Standing, I swipe my outfit from his hands. "Bad."
"I'm ahead of schedule."
"Very, very bad pet."
"Don't chastise me like I'm an animal, princess. No matter if you think I desire a master, I'm not your pet."
"The opposite of a click. No treat for you."
He leans toward me, putting our faces inches apart. Softly, he says, "Behave. Or no treat for you." When my entire body responds—heart leaping, pulse hammering, skin flushing—his lips tip upward.
As soon as eye contact becomes impossible, I usher myself to the bathroom.
Before I can make it in, however, his hand falls against the doorjamb, and I freeze.
His arm snakes around my midsection, fingers dipping past the tear in my dress to graze my stomach. Holding me stationary, he kisses my temple. "I care about you." He kisses my cheek. "You're important to me." My jaw. "I'm right here, and I'm not going anywhere either."
I could thank him.

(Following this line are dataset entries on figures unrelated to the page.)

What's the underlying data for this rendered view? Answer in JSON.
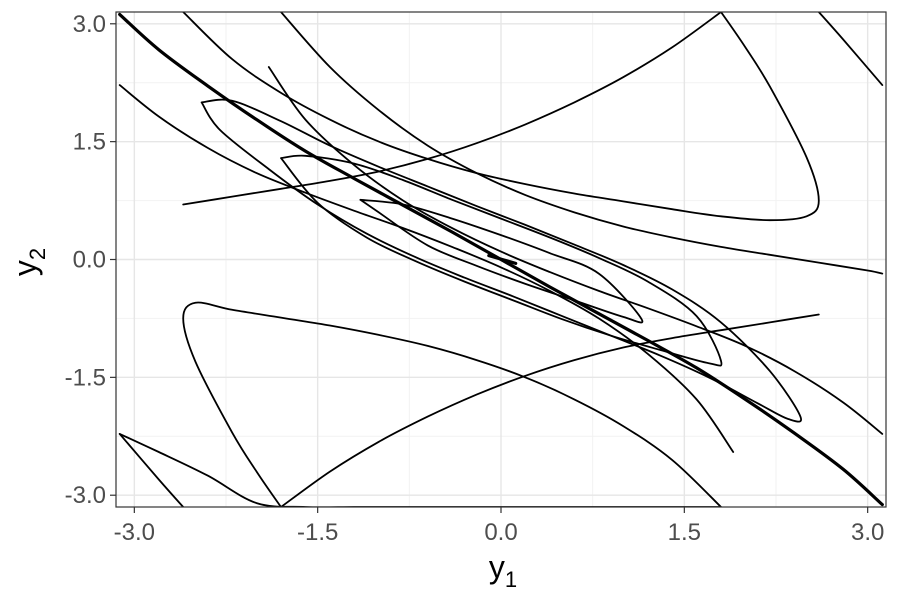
{
  "chart_data": {
    "type": "line",
    "subtype": "contour",
    "title": "",
    "xlabel": "y",
    "xlabel_subscript": "1",
    "ylabel": "y",
    "ylabel_subscript": "2",
    "xlim": [
      -3.15,
      3.15
    ],
    "ylim": [
      -3.15,
      3.15
    ],
    "x_ticks": [
      {
        "value": -3.0,
        "label": "-3.0"
      },
      {
        "value": -1.5,
        "label": "-1.5"
      },
      {
        "value": 0.0,
        "label": "0.0"
      },
      {
        "value": 1.5,
        "label": "1.5"
      },
      {
        "value": 3.0,
        "label": "3.0"
      }
    ],
    "y_ticks": [
      {
        "value": -3.0,
        "label": "-3.0"
      },
      {
        "value": -1.5,
        "label": "-1.5"
      },
      {
        "value": 0.0,
        "label": "0.0"
      },
      {
        "value": 1.5,
        "label": "1.5"
      },
      {
        "value": 3.0,
        "label": "3.0"
      }
    ],
    "minor_gridlines": [
      -2.25,
      -0.75,
      0.75,
      2.25
    ],
    "grid": true,
    "theme": "bw",
    "series": [
      {
        "role": "ridge",
        "thick": true,
        "x": [
          -3.12,
          -2.8,
          -2.4,
          -2.0,
          -1.6,
          -1.2,
          -0.8,
          -0.4,
          0.0,
          0.4,
          0.8,
          1.2,
          1.6,
          2.0,
          2.4,
          2.8,
          3.12
        ],
        "y": [
          3.12,
          2.67,
          2.21,
          1.78,
          1.38,
          1.03,
          0.69,
          0.35,
          0.0,
          -0.35,
          -0.69,
          -1.03,
          -1.38,
          -1.78,
          -2.21,
          -2.67,
          -3.12
        ]
      },
      {
        "role": "ellipse-inner",
        "thick": false,
        "x": [
          -1.15,
          -0.8,
          -0.4,
          0.0,
          0.4,
          0.8,
          1.15,
          1.0,
          0.6,
          0.2,
          -0.2,
          -0.6,
          -1.0,
          -1.15
        ],
        "y": [
          0.76,
          0.7,
          0.52,
          0.31,
          0.08,
          -0.18,
          -0.76,
          -0.73,
          -0.52,
          -0.31,
          -0.08,
          0.18,
          0.6,
          0.76
        ]
      },
      {
        "role": "ellipse-middle",
        "thick": false,
        "x": [
          -1.8,
          -1.6,
          -1.2,
          -0.8,
          -0.4,
          0.0,
          0.4,
          0.8,
          1.2,
          1.6,
          1.8,
          1.7,
          1.3,
          0.9,
          0.5,
          0.1,
          -0.3,
          -0.7,
          -1.1,
          -1.5,
          -1.8
        ],
        "y": [
          1.29,
          1.32,
          1.22,
          1.01,
          0.76,
          0.52,
          0.28,
          0.02,
          -0.28,
          -0.72,
          -1.29,
          -1.32,
          -1.15,
          -0.97,
          -0.76,
          -0.52,
          -0.28,
          -0.02,
          0.28,
          0.72,
          1.29
        ]
      },
      {
        "role": "ellipse-outer",
        "thick": false,
        "x": [
          -2.45,
          -2.2,
          -1.8,
          -1.4,
          -1.0,
          -0.6,
          -0.2,
          0.2,
          0.6,
          1.0,
          1.4,
          1.8,
          2.2,
          2.45,
          2.35,
          2.1,
          1.7,
          1.3,
          0.9,
          0.5,
          0.1,
          -0.3,
          -0.7,
          -1.1,
          -1.5,
          -1.9,
          -2.3,
          -2.45
        ],
        "y": [
          2.0,
          2.02,
          1.76,
          1.45,
          1.18,
          0.93,
          0.68,
          0.44,
          0.19,
          -0.07,
          -0.38,
          -0.8,
          -1.42,
          -2.0,
          -2.03,
          -1.83,
          -1.5,
          -1.22,
          -0.97,
          -0.72,
          -0.47,
          -0.23,
          0.03,
          0.33,
          0.7,
          1.15,
          1.65,
          2.0
        ]
      },
      {
        "role": "band-left-1",
        "thick": false,
        "x": [
          -3.12,
          -2.8,
          -2.4,
          -2.0,
          -1.6,
          -1.2,
          -0.8,
          -0.4,
          0.0,
          0.4,
          0.8,
          1.2,
          1.6,
          1.9
        ],
        "y": [
          2.22,
          1.82,
          1.42,
          1.1,
          0.85,
          0.62,
          0.4,
          0.16,
          -0.1,
          -0.4,
          -0.75,
          -1.2,
          -1.78,
          -2.45
        ]
      },
      {
        "role": "band-left-2",
        "thick": false,
        "x": [
          -3.12,
          -2.8,
          -2.4,
          -2.0,
          -1.6,
          -1.2,
          -0.8,
          -0.4,
          0.0,
          0.4,
          0.8,
          1.2,
          1.6,
          1.8
        ],
        "y": [
          -2.22,
          -2.45,
          -2.75,
          -3.1,
          -3.15,
          -3.15,
          -3.15,
          -3.15,
          -3.15,
          -3.15,
          -3.15,
          -3.15,
          -3.15,
          -3.15
        ]
      },
      {
        "role": "band-left-3",
        "thick": false,
        "x": [
          -1.8,
          -1.4,
          -1.0,
          -0.6,
          -0.2,
          0.2,
          0.6,
          1.0,
          1.4,
          1.8,
          2.2,
          2.6
        ],
        "y": [
          -3.15,
          -2.7,
          -2.32,
          -2.0,
          -1.72,
          -1.48,
          -1.28,
          -1.12,
          -1.0,
          -0.9,
          -0.8,
          -0.7
        ]
      },
      {
        "role": "band-right-1",
        "thick": false,
        "x": [
          -1.9,
          -1.6,
          -1.2,
          -0.8,
          -0.4,
          0.0,
          0.4,
          0.8,
          1.2,
          1.6,
          2.0,
          2.4,
          2.8,
          3.12
        ],
        "y": [
          2.45,
          1.78,
          1.2,
          0.75,
          0.4,
          0.1,
          -0.16,
          -0.4,
          -0.62,
          -0.85,
          -1.1,
          -1.42,
          -1.82,
          -2.22
        ]
      },
      {
        "role": "band-right-2",
        "thick": false,
        "x": [
          -1.8,
          -1.4,
          -1.0,
          -0.6,
          -0.2,
          0.2,
          0.6,
          1.0,
          1.4,
          1.8,
          2.2,
          2.6,
          3.0,
          3.12
        ],
        "y": [
          3.15,
          2.45,
          1.9,
          1.45,
          1.1,
          0.82,
          0.6,
          0.42,
          0.28,
          0.16,
          0.06,
          -0.04,
          -0.14,
          -0.18
        ]
      },
      {
        "role": "band-right-3",
        "thick": false,
        "x": [
          -2.6,
          -2.2,
          -1.8,
          -1.4,
          -1.0,
          -0.6,
          -0.2,
          0.2,
          0.6,
          1.0,
          1.4,
          1.8
        ],
        "y": [
          0.7,
          0.8,
          0.9,
          1.0,
          1.12,
          1.28,
          1.48,
          1.72,
          2.0,
          2.32,
          2.7,
          3.15
        ]
      },
      {
        "role": "loop-upper",
        "thick": false,
        "x": [
          -2.6,
          -2.2,
          -1.8,
          -1.4,
          -1.0,
          -0.6,
          -0.2,
          0.2,
          0.6,
          1.0,
          1.4,
          1.8,
          2.2,
          2.5,
          2.6,
          2.5,
          2.2,
          2.0,
          1.8
        ],
        "y": [
          3.15,
          2.55,
          2.12,
          1.78,
          1.5,
          1.28,
          1.1,
          0.96,
          0.84,
          0.74,
          0.64,
          0.55,
          0.5,
          0.55,
          0.75,
          1.3,
          2.2,
          2.7,
          3.15
        ]
      },
      {
        "role": "loop-lower",
        "thick": false,
        "x": [
          1.8,
          1.4,
          1.0,
          0.6,
          0.2,
          -0.2,
          -0.6,
          -1.0,
          -1.4,
          -1.8,
          -2.2,
          -2.5,
          -2.6,
          -2.5,
          -2.2,
          -2.0,
          -1.8
        ],
        "y": [
          -3.15,
          -2.55,
          -2.12,
          -1.78,
          -1.5,
          -1.28,
          -1.1,
          -0.96,
          -0.84,
          -0.74,
          -0.64,
          -0.55,
          -0.75,
          -1.3,
          -2.2,
          -2.7,
          -3.15
        ]
      },
      {
        "role": "corner-top-right",
        "thick": false,
        "x": [
          2.6,
          2.8,
          3.12
        ],
        "y": [
          3.15,
          2.8,
          2.22
        ]
      },
      {
        "role": "corner-bottom-left",
        "thick": false,
        "x": [
          -3.12,
          -2.8,
          -2.6
        ],
        "y": [
          -2.22,
          -2.8,
          -3.15
        ]
      },
      {
        "role": "center-dash",
        "thick": true,
        "x": [
          -0.1,
          0.12
        ],
        "y": [
          0.05,
          -0.05
        ]
      }
    ]
  }
}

I could be sweet, and grateful, and kind. Or I could end up on the verge of tears—which is what the tightness in my chest votes for. So, I punt every last one of my emotions into the trash. "If you think I'm going to let you shower with me just because you're saying nice things…"
His fingers flex, indenting my skin before slipping away. "Pity. I've already showered this morning. So there'd be no point."
"Not a one?" I face him, find a swathe of warmth painted across his cheeks.
"Not a one." His chin juts toward the bathroom. "But you should go before I come to my senses and find…" He takes me in, slowly, calculatingly. "…many."
Giggling, I confine myself in the bathroom, lean back against the door, and battle with the tempo of my heart.
Crap.
I want him.
Crap, crap, crap.
I want him badly. In every way I shouldn't. In every way I can't.
This…whatever this is…it's more than a simple crush.